The distinction between these two types of euthanasia, however, is far from clear, and this distinction leaves doctors in the absurd position of being able to give large doses of morphine to a patient if the main intention of this is to relieve pain, but not if the main intention is to hasten the end of life, even though they act in full knowledge that the morphine will do both. The complexity of human intention is very artificially simplified here in order to make it fit a dogmatic moral starting-point. The requirement not to actively kill someone, even when it is obviously the best option for them, also leads to much needless suffering that “nature” (actually an environment heavily controlled by humans) inflicts.
This law could be very easily simplified by allowing doctors to give euthanasia, with the consent of relatives, to those who clearly and repeatedly request it in front of witnesses, and to those who cannot express their wishes with the consent of both relatives and a medical ethics committee. Clearly there need to some legal safeguards to make sure that doctors do not abuse their position of trust, but the reasons one might avoid or hold back from euthanasia are moral and spiritual, not legal. The law should not restrain people from committing a compassionate act for those who request it, even if reflection may prevent Buddhists from personally making that request too readily.
In conclusion then, it seems that a Middle Way on euthanasia should support all cases of non-voluntary euthanasia where suffering can be relieved and there is no chance of recovery. On voluntary euthanasia we should be quite circumspect for ourselves, and not over-hasty in escaping from the opportunities offered by the process of dying. Where possible, others should also be encouraged to take these opportunities, but where they clearly cannot or will not be taken and a patient calmly and persistently requests euthanasia, we have no moral justification for withholding it.

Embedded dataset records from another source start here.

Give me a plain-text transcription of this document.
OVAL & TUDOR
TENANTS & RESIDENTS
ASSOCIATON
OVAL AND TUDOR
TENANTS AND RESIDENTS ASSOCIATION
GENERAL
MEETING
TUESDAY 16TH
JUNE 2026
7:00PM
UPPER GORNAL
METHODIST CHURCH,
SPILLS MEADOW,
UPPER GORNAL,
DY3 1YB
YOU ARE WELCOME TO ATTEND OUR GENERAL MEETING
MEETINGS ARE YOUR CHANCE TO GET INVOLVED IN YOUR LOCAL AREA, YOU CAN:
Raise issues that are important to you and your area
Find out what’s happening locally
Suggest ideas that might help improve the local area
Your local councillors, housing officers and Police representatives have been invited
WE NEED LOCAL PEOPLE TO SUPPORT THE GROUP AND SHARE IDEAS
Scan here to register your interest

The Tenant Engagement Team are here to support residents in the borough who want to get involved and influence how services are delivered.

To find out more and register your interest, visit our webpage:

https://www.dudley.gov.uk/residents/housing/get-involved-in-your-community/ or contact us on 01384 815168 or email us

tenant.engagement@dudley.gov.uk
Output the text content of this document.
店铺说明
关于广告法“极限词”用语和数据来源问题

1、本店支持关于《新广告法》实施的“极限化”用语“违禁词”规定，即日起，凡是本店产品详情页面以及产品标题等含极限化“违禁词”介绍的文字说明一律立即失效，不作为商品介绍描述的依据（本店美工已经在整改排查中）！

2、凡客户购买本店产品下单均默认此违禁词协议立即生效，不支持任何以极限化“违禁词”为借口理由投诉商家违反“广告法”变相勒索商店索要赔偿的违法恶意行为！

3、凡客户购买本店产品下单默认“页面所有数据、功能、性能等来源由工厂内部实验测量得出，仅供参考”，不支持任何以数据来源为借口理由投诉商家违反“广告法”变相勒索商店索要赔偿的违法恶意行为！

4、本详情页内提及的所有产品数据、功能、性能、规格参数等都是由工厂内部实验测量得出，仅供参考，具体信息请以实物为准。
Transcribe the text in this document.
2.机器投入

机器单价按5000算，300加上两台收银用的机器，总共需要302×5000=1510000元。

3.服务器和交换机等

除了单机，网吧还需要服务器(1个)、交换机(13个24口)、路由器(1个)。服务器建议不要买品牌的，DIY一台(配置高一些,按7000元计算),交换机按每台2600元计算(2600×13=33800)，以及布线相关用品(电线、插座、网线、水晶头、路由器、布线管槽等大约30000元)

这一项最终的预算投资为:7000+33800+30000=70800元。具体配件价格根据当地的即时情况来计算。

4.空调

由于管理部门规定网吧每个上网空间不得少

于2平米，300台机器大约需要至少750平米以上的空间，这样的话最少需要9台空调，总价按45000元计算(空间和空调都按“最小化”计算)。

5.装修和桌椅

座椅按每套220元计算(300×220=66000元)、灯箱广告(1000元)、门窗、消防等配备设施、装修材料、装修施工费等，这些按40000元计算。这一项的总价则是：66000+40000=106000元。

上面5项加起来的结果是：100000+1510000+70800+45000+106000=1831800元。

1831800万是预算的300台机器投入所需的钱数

 The problem of the contradiction between anatta and rebirth is one which has been appreciated and discussed through most of the history of Buddhism, going back to The Questions of King Milinda. However, the answer given in that text (which typifies a widespread Buddhist response) that rebirth is only the continuation of a karmic process (rather than a fixed self), does not seem to justify the way in which the Buddhist tradition continues to identify rebirth with individual personalities and their consciousness. There is no reason why a karmic process should remain an individual or in any way a personal karmic process, unless one adopts equally dogmatic traditional assumptions about karma which mesh with the belief in individual rebirth.
 E.g. Bhikkhu Nyanasobhano A Buddhist View of Abortion (pub. Buddhist Publication Society, Bodhi Leaf no. 117). This basic dogmatic view is not challenged by academic writers on Buddhism and Abortion (such as Peter Harvey, Damien Keown and Robert Florida) because they see their task as descriptive rather than normative.